Le même bilan met en avant le port de Dakhla Atlantique, présenté comme future porte d’entrée majeure du Maroc vers l’Afrique et le reste du monde, ainsi que la montée en puissance des investissements dans l’énergie et le transport. Le Conseil économique, social et environnemental (CESE) insiste, dans son rapport sur le nouveau modèle de développement des Provinces du Sud, sur la participation active des citoyens à une dynamique économique génératrice d’emplois et de croissance.  Dans la pratique, ces ancrages matériels rendent politiquement coûteuse toute remise en cause de la souveraineté effective du Maroc sur ces territoires.

Pour les investisseurs, un risque politique qui se recompose

Pour un banquier panafricain ou un investisseur en infrastructures, l’enjeu n’est pas de trancher le débat normatif, mais d’anticiper la trajectoire la plus probable du cadre juridique et régulatoire dans les Provinces du Sud.

  • Les résolutions successives du Conseil de sécurité ancrent la recherche d’une solution « réaliste et pragmatique ».
  • Les ralliements de partenaires clés – États‑Unis, Allemagne, Royaume‑Uni, plusieurs pays européens – normalisent le plan d’autonomie comme horizon négocié.
  • Le volume et la nature des investissements publics transforment le Sahara marocain en prolongement logistique du reste du territoire, plutôt qu’en espace en suspens.

Cette recomposition ne signifie pas l’absence de risques : contestations du Front Polisario, crispations algéro‑marocaines, débats au sein de l’Union africaine, ainsi que des contentieux judiciaires en Europe sur les accords commerciaux applicables au Sahara, continueront de créer de la volatilité politique et juridique.
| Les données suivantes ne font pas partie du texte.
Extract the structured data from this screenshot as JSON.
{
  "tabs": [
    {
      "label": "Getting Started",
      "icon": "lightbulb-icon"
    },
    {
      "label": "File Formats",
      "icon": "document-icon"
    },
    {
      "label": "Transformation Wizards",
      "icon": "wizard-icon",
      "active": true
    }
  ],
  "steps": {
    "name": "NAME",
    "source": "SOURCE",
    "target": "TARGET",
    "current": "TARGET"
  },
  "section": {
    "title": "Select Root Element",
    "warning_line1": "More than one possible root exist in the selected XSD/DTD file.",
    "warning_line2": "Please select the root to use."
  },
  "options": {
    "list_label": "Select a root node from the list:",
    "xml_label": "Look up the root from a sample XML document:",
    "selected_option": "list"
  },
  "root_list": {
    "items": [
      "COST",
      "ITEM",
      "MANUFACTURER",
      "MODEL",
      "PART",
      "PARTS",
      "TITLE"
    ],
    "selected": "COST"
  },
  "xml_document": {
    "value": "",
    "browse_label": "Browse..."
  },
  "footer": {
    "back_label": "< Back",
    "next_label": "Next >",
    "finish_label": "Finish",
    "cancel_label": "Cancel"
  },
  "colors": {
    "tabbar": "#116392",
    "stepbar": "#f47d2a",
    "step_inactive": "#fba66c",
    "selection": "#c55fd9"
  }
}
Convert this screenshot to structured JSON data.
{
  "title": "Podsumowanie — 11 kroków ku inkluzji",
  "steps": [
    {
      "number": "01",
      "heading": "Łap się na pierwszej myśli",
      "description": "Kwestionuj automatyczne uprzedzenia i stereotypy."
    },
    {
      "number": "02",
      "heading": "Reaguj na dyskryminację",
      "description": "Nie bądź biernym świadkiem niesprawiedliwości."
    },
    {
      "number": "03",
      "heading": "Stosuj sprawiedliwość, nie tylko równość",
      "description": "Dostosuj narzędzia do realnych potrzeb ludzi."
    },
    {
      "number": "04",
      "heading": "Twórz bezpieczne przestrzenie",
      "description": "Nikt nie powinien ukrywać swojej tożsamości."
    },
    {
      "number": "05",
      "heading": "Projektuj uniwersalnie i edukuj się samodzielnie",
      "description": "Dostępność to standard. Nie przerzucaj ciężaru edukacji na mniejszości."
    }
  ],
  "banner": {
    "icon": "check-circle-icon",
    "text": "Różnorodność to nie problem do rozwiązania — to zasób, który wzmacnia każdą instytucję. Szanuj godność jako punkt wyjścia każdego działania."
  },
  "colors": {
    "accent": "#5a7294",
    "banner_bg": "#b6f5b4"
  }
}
Ce qui ferait dérailler – ou confirmer – le caractère inéluctable de l’autonomie

Les rapports successifs du Secrétaire général notent toutefois la persistance de tensions sur le terrain, y compris des préoccupations relatives aux droits humains et à l’accès des mécanismes onusiens au territoire, ce qui rappelle que le dossier demeure conflictuel. Les communiqués relayés par l’agence sahraouie SPS insistent de leur côté sur la détérioration de la situation des droits de l’homme et sur la demande d’un référendum d’autodétermination, illustrant une narration concurrente à celle de Rabat.  Tant que ces éléments ne bloquent ni le renouvellement régulier du mandat de la MINURSO ni la montée en puissance des investissements, ils pèsent sur la prime de risque mais ne remettent pas en cause la tendance lourde.
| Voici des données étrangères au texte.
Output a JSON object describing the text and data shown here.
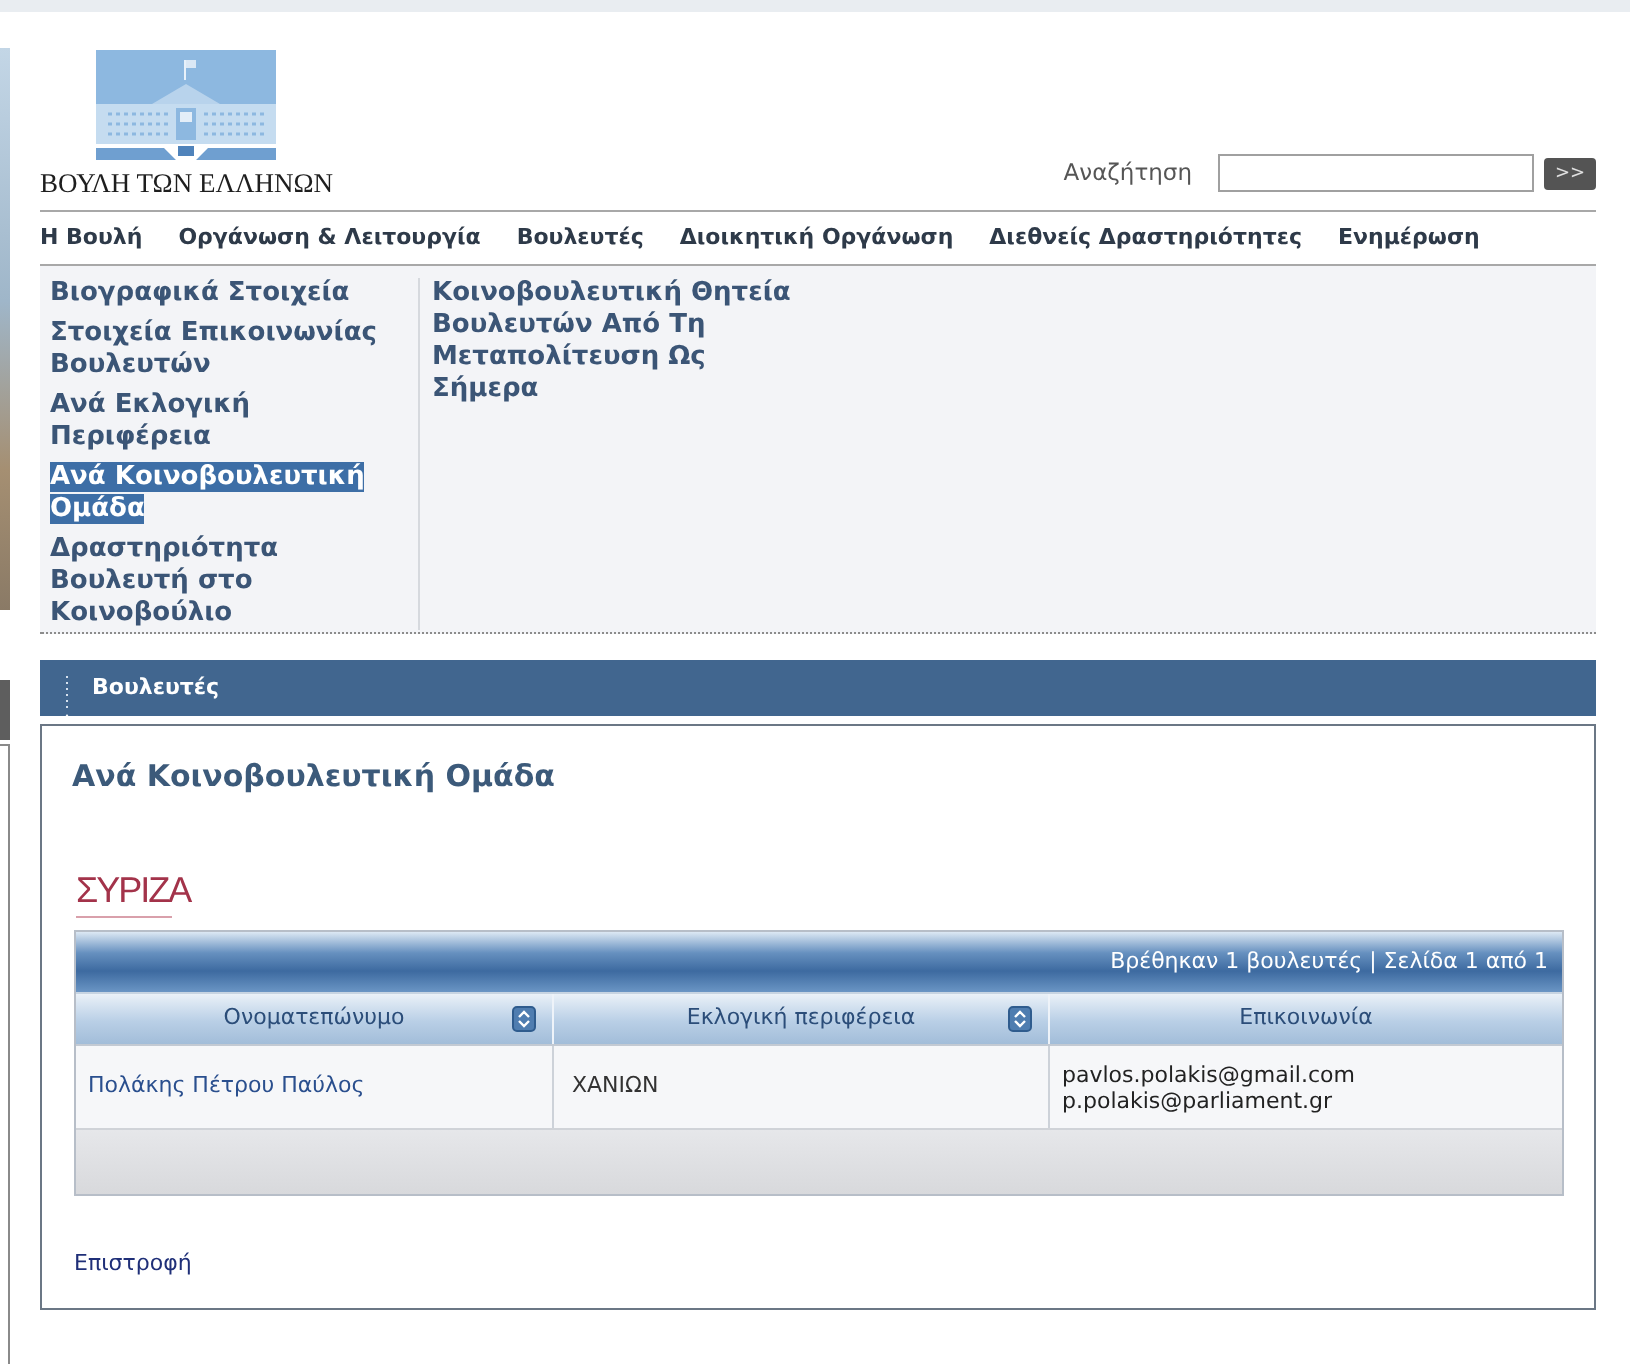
{
  "site": {
    "title": "ΒΟΥΛΗ ΤΩΝ ΕΛΛΗΝΩΝ"
  },
  "search": {
    "label": "Αναζήτηση",
    "button": ">>"
  },
  "nav": [
    {
      "label": "Η Βουλή"
    },
    {
      "label": "Οργάνωση & Λειτουργία"
    },
    {
      "label": "Βουλευτές"
    },
    {
      "label": "Διοικητική Οργάνωση"
    },
    {
      "label": "Διεθνείς Δραστηριότητες"
    },
    {
      "label": "Ενημέρωση"
    }
  ],
  "submenu": {
    "columns": [
      {
        "items": [
          {
            "label": "Βιογραφικά Στοιχεία",
            "selected": false
          },
          {
            "label": "Στοιχεία Επικοινωνίας Βουλευτών",
            "selected": false
          },
          {
            "label": "Ανά Εκλογική Περιφέρεια",
            "selected": false
          },
          {
            "label": "Ανά Κοινοβουλευτική Ομάδα",
            "selected": true
          },
          {
            "label": "Δραστηριότητα Βουλευτή στο Κοινοβούλιο",
            "selected": false
          }
        ]
      },
      {
        "items": [
          {
            "label": "Κοινοβουλευτική Θητεία Βουλευτών Από Τη Μεταπολίτευση Ως Σήμερα",
            "selected": false
          }
        ]
      }
    ]
  },
  "panel": {
    "tab": "Βουλευτές",
    "heading": "Ανά Κοινοβουλευτική Ομάδα",
    "party_logo": "ΣΥΡΙΖΑ",
    "table": {
      "summary": "Βρέθηκαν 1 βουλευτές | Σελίδα 1 από 1",
      "columns": [
        {
          "label": "Ονοματεπώνυμο",
          "sortable": true
        },
        {
          "label": "Εκλογική περιφέρεια",
          "sortable": true
        },
        {
          "label": "Επικοινωνία",
          "sortable": false
        }
      ],
      "rows": [
        {
          "name": "Πολάκης Πέτρου Παύλος",
          "constituency": "ΧΑΝΙΩΝ",
          "contacts": [
            "pavlos.polakis@gmail.com",
            "p.polakis@parliament.gr"
          ]
        }
      ]
    },
    "back_link": "Επιστροφή"
  }
}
Pour un lecteur africain soucieux de scénariser l’avenir, deux signaux seront déterminants : d’une part, l’émergence éventuelle d’un consensus formel plus explicite au Conseil de sécurité autour du plan d’autonomie comme unique base de règlement ; d’autre part, la capacité des Provinces du Sud à démontrer, dans les cinq prochaines années, que le modèle de développement en cours produit des gains socio‑économiques tangibles et inclusifs.  Un blocage diplomatique majeur ou un retournement durable de cette performance affaiblirait l’hypothèse d’une mise en œuvre inéluctable.   À l’inverse, la consolidation du soutien des grandes puissances et la réussite économique de Dakhla et Laâyoune ancreraient le plan d’autonomie comme scénario central pour le Sahara marocain.